The Athletics had little offense left in them in the ninth, which isn’t surprising as the A’s were coming off of their first three-game winning streak of the season in which they had scored a total of 16 runs. So a two-out double by Sam Fuld was all that they could manage in the bottom of the ninth.
So, sadly, at least for me, there was no pie in Oakland on Tuesday night.
In four other cities however there was pie or gatorade showers or however the teams decide to celebrate. I’ve heard the Washington Nationals use chocolate showers.
The Nats, however, were the victims of a walk-off double by rookie Addison Russell on the north side of Chicago as the Cubs beat the Nationals 3-2. It was the first time for Russell to receive walk-off treatment in the big leagues.
The New York Mets walked off on a single in the tenth by shortstop Wilmer Flores and while it wasn’t his first career walk-off, he hit a sacrifice fly to win a game last season, it was his first career walk off hit. The Mets defeated the Philadelphia Phillies 5-4.
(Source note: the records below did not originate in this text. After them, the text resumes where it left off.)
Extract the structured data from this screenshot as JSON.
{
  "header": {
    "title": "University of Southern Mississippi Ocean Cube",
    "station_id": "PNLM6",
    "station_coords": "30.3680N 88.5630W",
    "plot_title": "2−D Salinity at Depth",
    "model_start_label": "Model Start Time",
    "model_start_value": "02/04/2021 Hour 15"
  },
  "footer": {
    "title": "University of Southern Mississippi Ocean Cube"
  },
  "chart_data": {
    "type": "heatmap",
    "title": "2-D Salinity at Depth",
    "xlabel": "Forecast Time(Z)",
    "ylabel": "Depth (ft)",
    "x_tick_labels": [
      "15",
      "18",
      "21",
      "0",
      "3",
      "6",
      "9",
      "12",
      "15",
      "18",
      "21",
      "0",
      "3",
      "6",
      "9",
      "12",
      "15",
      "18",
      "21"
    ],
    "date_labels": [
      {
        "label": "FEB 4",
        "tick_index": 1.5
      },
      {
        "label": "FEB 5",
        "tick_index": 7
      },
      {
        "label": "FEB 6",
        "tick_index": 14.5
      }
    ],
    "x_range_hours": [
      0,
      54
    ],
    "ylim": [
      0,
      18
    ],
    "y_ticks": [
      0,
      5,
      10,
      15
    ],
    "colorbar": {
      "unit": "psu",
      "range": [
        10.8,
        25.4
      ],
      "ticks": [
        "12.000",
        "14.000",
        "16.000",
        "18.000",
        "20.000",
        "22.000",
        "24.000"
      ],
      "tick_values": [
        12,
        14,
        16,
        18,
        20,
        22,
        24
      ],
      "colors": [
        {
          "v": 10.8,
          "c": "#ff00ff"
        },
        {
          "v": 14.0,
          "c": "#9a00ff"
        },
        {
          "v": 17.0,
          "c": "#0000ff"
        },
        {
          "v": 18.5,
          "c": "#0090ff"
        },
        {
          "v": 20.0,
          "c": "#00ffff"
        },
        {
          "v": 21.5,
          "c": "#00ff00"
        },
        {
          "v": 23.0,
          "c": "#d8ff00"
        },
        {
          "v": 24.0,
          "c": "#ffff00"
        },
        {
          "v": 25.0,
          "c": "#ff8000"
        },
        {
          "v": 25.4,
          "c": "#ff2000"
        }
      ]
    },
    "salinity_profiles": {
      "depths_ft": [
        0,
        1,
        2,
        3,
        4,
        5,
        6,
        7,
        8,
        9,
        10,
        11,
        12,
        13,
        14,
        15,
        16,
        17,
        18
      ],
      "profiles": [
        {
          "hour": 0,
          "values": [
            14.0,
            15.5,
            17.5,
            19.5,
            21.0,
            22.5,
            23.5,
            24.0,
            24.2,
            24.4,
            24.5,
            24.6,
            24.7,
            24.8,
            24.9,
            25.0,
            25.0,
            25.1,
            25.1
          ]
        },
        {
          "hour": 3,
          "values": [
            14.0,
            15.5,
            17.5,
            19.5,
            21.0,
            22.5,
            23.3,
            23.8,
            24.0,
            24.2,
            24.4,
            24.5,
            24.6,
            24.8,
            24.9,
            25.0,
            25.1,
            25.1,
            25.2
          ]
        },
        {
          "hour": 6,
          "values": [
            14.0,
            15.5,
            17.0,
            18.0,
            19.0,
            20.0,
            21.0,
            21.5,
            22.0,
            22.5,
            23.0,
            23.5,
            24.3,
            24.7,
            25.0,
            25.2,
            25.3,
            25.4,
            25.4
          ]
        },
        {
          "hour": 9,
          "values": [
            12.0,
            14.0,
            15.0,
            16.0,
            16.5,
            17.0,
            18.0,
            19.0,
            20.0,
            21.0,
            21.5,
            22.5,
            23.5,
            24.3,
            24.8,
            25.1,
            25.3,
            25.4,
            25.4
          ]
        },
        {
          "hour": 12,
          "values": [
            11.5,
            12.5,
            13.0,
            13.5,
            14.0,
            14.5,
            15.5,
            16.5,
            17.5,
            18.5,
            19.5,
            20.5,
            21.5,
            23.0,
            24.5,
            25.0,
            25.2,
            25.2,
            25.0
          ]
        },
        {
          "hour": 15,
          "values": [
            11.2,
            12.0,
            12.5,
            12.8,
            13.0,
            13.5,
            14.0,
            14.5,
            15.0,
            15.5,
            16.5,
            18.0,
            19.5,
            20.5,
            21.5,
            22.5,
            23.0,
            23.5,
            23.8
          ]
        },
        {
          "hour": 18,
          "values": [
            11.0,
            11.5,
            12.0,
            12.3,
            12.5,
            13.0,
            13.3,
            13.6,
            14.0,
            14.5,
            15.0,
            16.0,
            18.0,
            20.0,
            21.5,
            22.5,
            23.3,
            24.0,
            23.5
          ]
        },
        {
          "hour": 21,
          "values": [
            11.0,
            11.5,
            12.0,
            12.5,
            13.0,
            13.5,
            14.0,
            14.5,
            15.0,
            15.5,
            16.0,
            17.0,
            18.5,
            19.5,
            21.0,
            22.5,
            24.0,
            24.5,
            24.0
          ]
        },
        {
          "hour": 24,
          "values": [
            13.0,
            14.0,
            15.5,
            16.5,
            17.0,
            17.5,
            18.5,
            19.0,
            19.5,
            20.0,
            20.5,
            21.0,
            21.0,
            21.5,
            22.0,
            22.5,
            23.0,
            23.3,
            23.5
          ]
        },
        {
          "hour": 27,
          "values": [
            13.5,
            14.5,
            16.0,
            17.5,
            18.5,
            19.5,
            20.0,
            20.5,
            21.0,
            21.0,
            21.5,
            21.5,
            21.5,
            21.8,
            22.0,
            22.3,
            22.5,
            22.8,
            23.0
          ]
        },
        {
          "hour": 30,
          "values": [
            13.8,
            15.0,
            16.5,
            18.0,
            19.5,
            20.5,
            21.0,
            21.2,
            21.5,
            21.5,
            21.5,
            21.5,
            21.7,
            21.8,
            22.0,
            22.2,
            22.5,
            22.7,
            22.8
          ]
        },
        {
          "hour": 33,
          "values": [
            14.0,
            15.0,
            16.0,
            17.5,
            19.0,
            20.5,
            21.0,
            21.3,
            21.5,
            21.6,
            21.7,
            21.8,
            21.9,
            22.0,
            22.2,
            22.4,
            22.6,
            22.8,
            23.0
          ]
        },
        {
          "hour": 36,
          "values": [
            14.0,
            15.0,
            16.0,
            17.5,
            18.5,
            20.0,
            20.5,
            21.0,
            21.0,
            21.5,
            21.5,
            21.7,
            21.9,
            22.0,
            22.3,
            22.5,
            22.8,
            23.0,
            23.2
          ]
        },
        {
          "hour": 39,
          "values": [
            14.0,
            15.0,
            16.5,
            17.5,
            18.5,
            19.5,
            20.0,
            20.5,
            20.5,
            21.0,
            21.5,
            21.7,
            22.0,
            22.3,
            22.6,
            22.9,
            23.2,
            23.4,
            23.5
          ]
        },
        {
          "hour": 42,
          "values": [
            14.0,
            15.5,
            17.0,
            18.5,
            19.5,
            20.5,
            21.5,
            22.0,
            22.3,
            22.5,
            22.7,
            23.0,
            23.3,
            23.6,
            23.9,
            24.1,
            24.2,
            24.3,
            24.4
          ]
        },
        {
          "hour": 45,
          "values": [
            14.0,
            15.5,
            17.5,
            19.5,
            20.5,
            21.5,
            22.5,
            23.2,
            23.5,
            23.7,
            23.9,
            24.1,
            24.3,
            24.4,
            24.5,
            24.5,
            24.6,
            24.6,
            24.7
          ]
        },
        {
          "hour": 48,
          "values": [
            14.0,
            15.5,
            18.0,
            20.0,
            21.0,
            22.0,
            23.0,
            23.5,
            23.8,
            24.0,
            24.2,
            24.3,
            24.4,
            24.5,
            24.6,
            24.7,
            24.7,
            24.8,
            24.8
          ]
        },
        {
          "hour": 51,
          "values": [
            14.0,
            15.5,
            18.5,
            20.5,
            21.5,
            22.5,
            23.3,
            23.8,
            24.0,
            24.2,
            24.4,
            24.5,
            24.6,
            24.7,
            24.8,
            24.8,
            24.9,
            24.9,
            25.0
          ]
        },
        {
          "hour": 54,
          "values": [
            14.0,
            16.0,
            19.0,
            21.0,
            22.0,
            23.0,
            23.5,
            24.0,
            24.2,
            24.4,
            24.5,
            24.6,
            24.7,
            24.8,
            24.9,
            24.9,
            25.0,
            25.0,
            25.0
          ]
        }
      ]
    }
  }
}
Meanwhile in Cincinnati, Reds’ pinch hitter Skip Shumaker celebrated the 5th walk-off hit of his career, sixth overall.
Although the game winning fielder’s choice he grounded into in 2010 obviously wasn’t a hit, Tuesday’s walk-off double certainly was. The double ended a nine-game skid for the Reds who defeated the Colorado Rockies 2-1.
Finally in Toronto they celebrated a walk-off win, one I’d celebrated on multiple occasions. Not that I’m looking at Josh Donaldson‘s ninth inning heroics too nostalgically. I’m not.
I think A’s general manager Billy Beane did the right thing in trading the All-Star third baseman for Brett Lawrie, Sean Nolin, Kendall Graveman and Franklin Barreto but all of that is beside the point.
The point is Donaldson had another historic night, going 4-4 with two home runs, one of which was the three-run walk-off that lifted the Blue Jays over the Chicago White Sox 10-9.
It was the sixth walk-off homer of his career and eighth overall walk-off hit of his career.
But Donaldson, in some ways like the A’s and their three-game winning streak, knows that the game can be fickle.
“In baseball you never want to get too high and you never want to get too low,” Donaldson said. “So it’s one of those things where you enjoy the moment, enjoy the win and tomorrow’s a new day. Baseball’s a game that can humble you real quick, I think it was just three games ago that I punched out four times in a game. This isn’t a league where you enjoy too much because you can be humbled real quick.”
Everyday in baseball is a new day. The A’s have a chance to win today. Donaldson may strike out in every at-bat. Anything could happen.
Tuesday night was definitely one for heroic endings all around the league. There was even a chance for pie in Oakland. Even though it didn’t happen, it could have. In baseball you just never know.